If you are a new carer, you can see that although it is impossible to predict the duration of the disease with any accuracy, which would be helpful if you are the person trying to make financial provisions, there is a range of survival time after diagnosis.  Whatever you plan has to take that into account.  I was fortunate in being able, when the money ran out that cared for my mother in her own home, to find a (very posh) charity home with a policy of keeping long term residents free of charge if the money disappeared.  This was a great comfort to me, even before I developed cancer, because I had kept my mother in her own home town, where she wanted to be, but it necessitated a lot of commuting on crowded roads for us.  Road accidents happen even to good people on errands of mercy.  In my mother’s care home there were a couple of residents who had outlived their families and money.  In the pandemic I think this is more likely to happen.  In the pandemic putting off the research into local care homes, though made much more difficult by the circumstances, is not really an option.  If your ship goes down the band will only play on for your elderly relative if you have hired them first.

SMIL seems to be set on a course of developing one infection after another. In the elderly, Urinary Tract Infections can lead to confusion and, in advanced dementia, aggression.  It is unfortunate to say the least that just when we are becoming frail we will be constantly assailed by infections but of course, the frailty is exacerbating the inability to fight infection.  After a terrible year and a move to a strange place when newly demented, poor SMIL’s immune system seems to have gone off somewhere else for a holiday.

We had had a pleasant conversation midweek after SMIL received the zig zag book of the grandchildren’s Christmas that I made for her.

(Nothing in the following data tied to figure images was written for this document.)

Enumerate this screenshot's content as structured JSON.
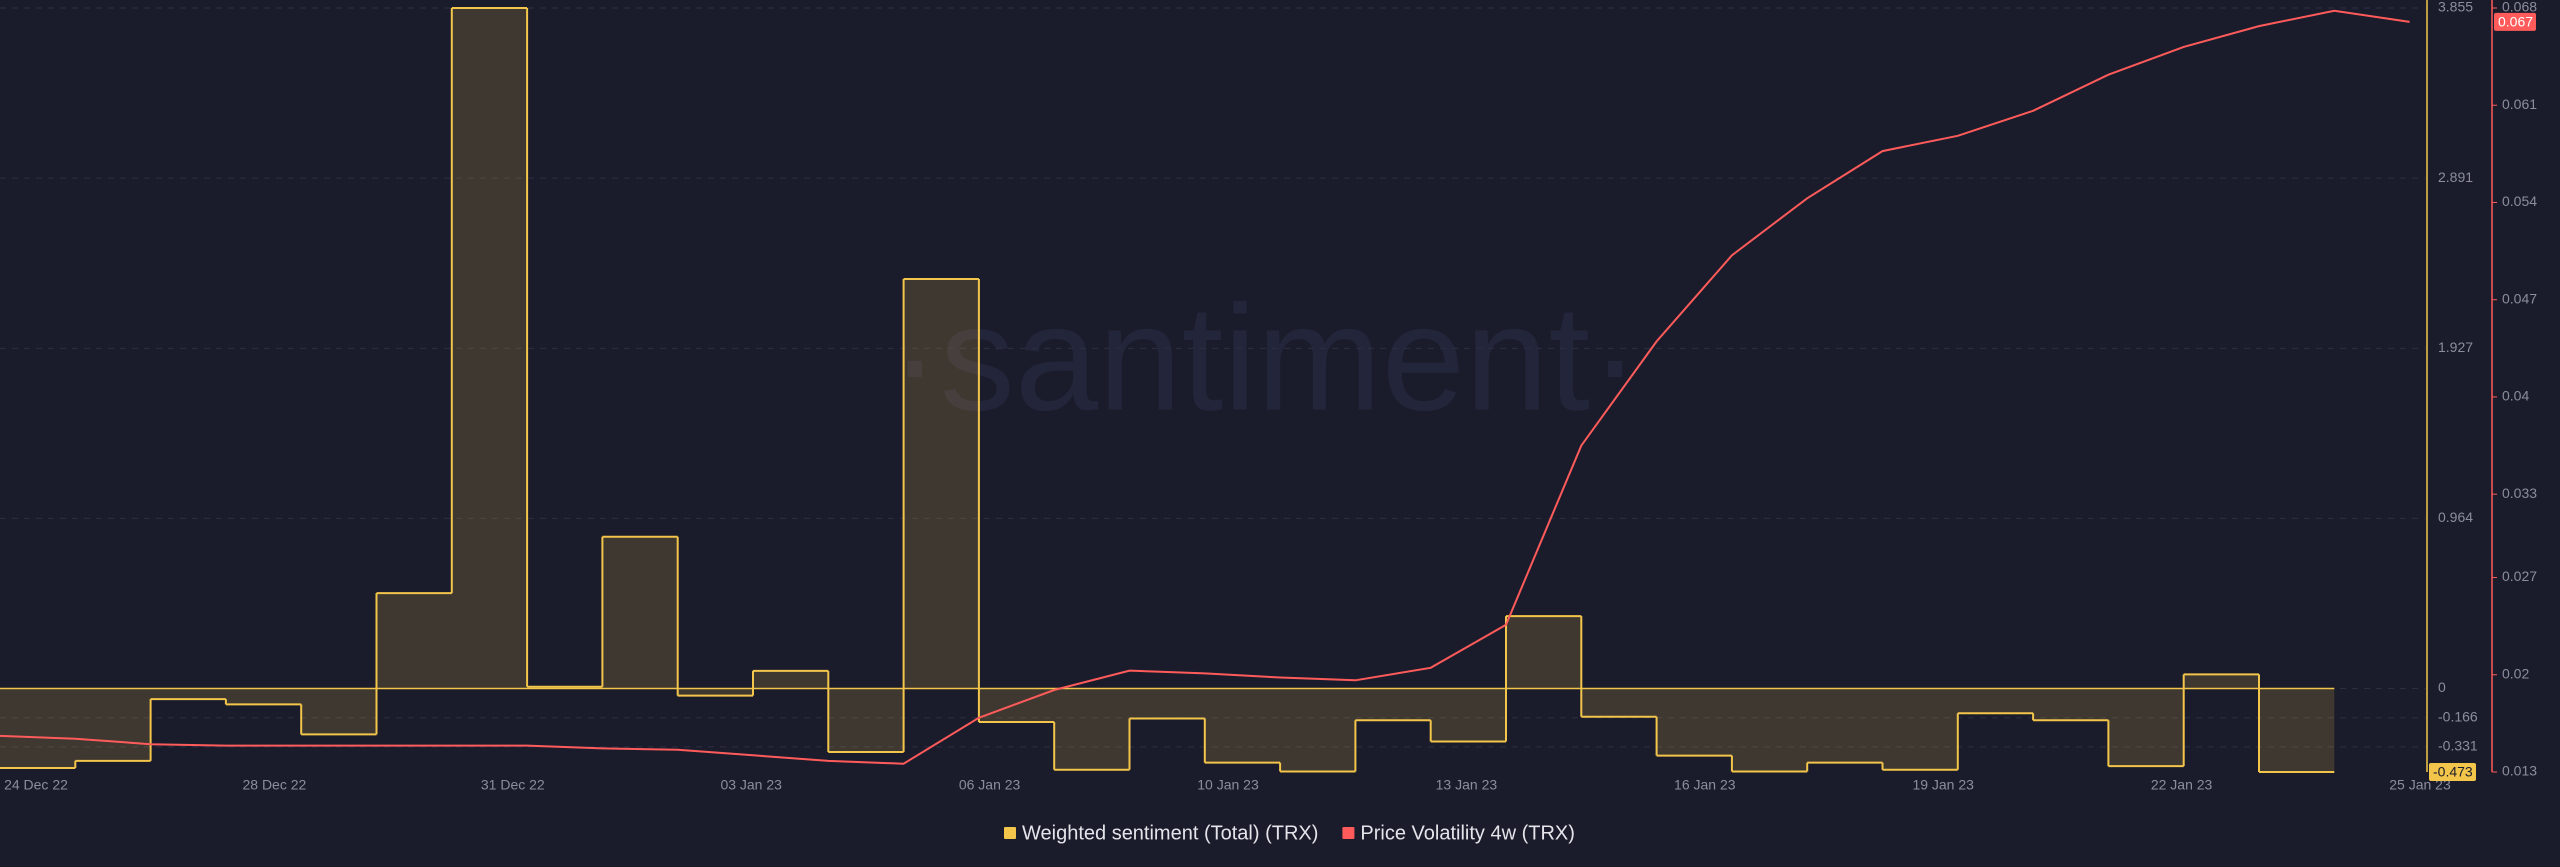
{
  "chart_data": {
    "type": "step-line",
    "watermark": "·santiment·",
    "xticks": [
      "24 Dec 22",
      "28 Dec 22",
      "31 Dec 22",
      "03 Jan 23",
      "06 Jan 23",
      "10 Jan 23",
      "13 Jan 23",
      "16 Jan 23",
      "19 Jan 23",
      "22 Jan 23",
      "25 Jan 23"
    ],
    "ylim": [
      -0.473,
      3.855
    ],
    "yticks": [
      3.855,
      2.891,
      1.927,
      0.964,
      0,
      -0.166,
      -0.331
    ],
    "y2lim": [
      0.013,
      0.068
    ],
    "y2ticks": [
      0.068,
      0.061,
      0.054,
      0.047,
      0.04,
      0.033,
      0.027,
      0.02,
      0.013
    ],
    "grid": true,
    "legend": "bottom",
    "series": [
      {
        "name": "Weighted sentiment (Total) (TRX)",
        "color": "#f3c64b",
        "kind": "step",
        "values": [
          -0.45,
          -0.41,
          -0.06,
          -0.09,
          -0.26,
          0.54,
          3.855,
          0.01,
          0.86,
          -0.04,
          0.1,
          -0.36,
          2.32,
          -0.19,
          -0.46,
          -0.17,
          -0.42,
          -0.47,
          -0.18,
          -0.3,
          0.41,
          -0.16,
          -0.38,
          -0.47,
          -0.42,
          -0.46,
          -0.14,
          -0.18,
          -0.44,
          0.08,
          -0.473
        ]
      },
      {
        "name": "Price Volatility 4w (TRX)",
        "color": "#ff5b5b",
        "kind": "line",
        "axis": "y2",
        "values": [
          0.0156,
          0.0154,
          0.015,
          0.0149,
          0.0149,
          0.0149,
          0.0149,
          0.0149,
          0.0147,
          0.0146,
          0.0142,
          0.0138,
          0.0136,
          0.0169,
          0.0189,
          0.0203,
          0.0201,
          0.0198,
          0.0196,
          0.0205,
          0.0236,
          0.0365,
          0.044,
          0.0502,
          0.0543,
          0.0577,
          0.0588,
          0.0606,
          0.0632,
          0.0652,
          0.0667,
          0.0678,
          0.067
        ]
      }
    ]
  }
}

By the following day all she could do was shout that she was being locked up, and then hit the carer with the phone.  The speed at which infection takes hold is impressive, the effect on unsuspecting bystanders is demoralising.  I was so upset by the things SMIL shouted that it took me the rest of the day to recover sufficiently to do anything.  SMIL’s daughter emailed to describe the situation, of which I had become aware and to say the care home suggested not ringing for a couple of days as phone calls are not beneficial to SMIL when she is unwell.

Friends and family of the demented person need to remind themselves constantly that the behaviour of the person is just that.  Behaviour.  It is not them, lost somewhere inside a disintegrating brain but the effects of the disintegration on their interactions with the outside world. Behaviour is one of the more useful words I gleaned from those who cared for my mother in her own home.  They would watch her doing whatever strange thing she was doing and tell each other it was ‘behaviour’, or when passing the book of notes to the next in shift, they would write ‘behaviour’ on the notes.  I found this a helpful way to think of what was happening.  Classifying the demented person’s shouting at you as ‘behaviour’ aligns it with the disease and not with the person.  The behaviour is a symptom of the disease and a proof, you probably didn’t need, that the person is very sick indeed.

Remembering this enables me to give myself the time to recover from the effects of a verbal attack.  It enables me to separate what the person is doing from the underlying person who is still in there, somewhere, and remembering that makes it easy to phone again and make the new phone call bright and positive and of comfort and help to the sufferer.